Но сейчас ясно – отвертеться не получится, ровно так же, как и узнать имя старика, так как он, откинувшись на невысокую спинку кресла, уже глубоко спал, издавая сомнительно мелодичный храп. Хорошо, что успел кинуть на панель ключи. Хотя какой от этого толк – дороги я не знал. Более того, я даже не мог угадать окружающий пейзаж.
Меньше всего это было похоже на пригород Торонто, больше на Швейцарию, где мне пришлось прошлым летом провести несколько недель лечения у знакомого Тильды, так как моя жена себе не доверяла мое здоровье – слишком педантичным и требовательным врачом она сделалась за годы своей клинической практики. Поэтому доверила моё капризное сердце своему другу – профессору Штепсу из Берна. Поездка была малоприятной, и дело не в моей патологической нелюбви ко всем людям в белых халатах, а в том, что я постоянно пытался найти в их общении нежные интонации, чтобы как ревнивый муж предъявить факты, подтверждающие мои догадки относительно их сомнительно крепкой дружбы. Но ни одного повода не было, они общались даже более сдержанно, чем обычно. Тильда часто плакала, но взяв себя в руки, как истинный специалист пыталась на пальцах объяснить мой диагноз и все тысячу вариантов моего спасения.

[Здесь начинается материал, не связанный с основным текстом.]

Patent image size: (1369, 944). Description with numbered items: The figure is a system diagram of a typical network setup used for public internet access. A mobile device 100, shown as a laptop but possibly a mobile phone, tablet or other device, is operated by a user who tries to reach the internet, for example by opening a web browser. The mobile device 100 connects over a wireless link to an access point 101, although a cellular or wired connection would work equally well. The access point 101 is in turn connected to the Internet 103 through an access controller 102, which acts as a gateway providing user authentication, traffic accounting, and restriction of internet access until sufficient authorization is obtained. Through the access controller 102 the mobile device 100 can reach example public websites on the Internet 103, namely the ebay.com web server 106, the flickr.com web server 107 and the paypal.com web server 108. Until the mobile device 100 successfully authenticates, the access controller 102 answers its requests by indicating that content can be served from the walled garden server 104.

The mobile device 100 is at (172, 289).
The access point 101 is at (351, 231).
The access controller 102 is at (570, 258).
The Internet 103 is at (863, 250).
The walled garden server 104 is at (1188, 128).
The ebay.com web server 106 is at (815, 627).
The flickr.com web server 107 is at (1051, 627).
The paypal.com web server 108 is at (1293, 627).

Конечно, я не слушал. Смотрел на свою жену, сидя на жёстком матрасе кровати гостиничного номера, в руках сжимая бокал красного сухого, выторговав его у Тильды взамен на полное соблюдение всех не слишком нежных лечебных процедур. Смотрел на её непривычно спутавшиеся небрежные волосы, часть из них прилипла к мокрым от недавних слёз щекам, яркие губы (не от макияжа, а нервно искусанные), сосредоточенные глаза, но беспомощно проскальзывающий взгляд в поисках ответа. И снова разговор, утешения, взлёты и падения. Я просто откидывался назад, успевая поставить бокал на журнальный столик, и рассматривал заснеженные вершины Альп в панорамное окно. Тильда тихонько садилась рядом запуская свои длинные пальцы в мои волосы, продолжая меня успокаивать. Я закрывал глаза, не в силах больше заставлять её быть сильной, брал всё в свои руки. Потом были наши поцелуи с привкусом горечи солёных слёз, спасительные для меня и лечащие её. Она отдавала больше, чем я мог взять. Я брал только то, что видел на поверхности – избыток её чувств, чтобы она в них не утонула. Я никогда не интересовался её глубиной, не проверял, смогу ли раствориться в ней полностью – слишком скупым на себя я был. Почему был? Я же ещё есть, живой, значит есть шанс всё исправить.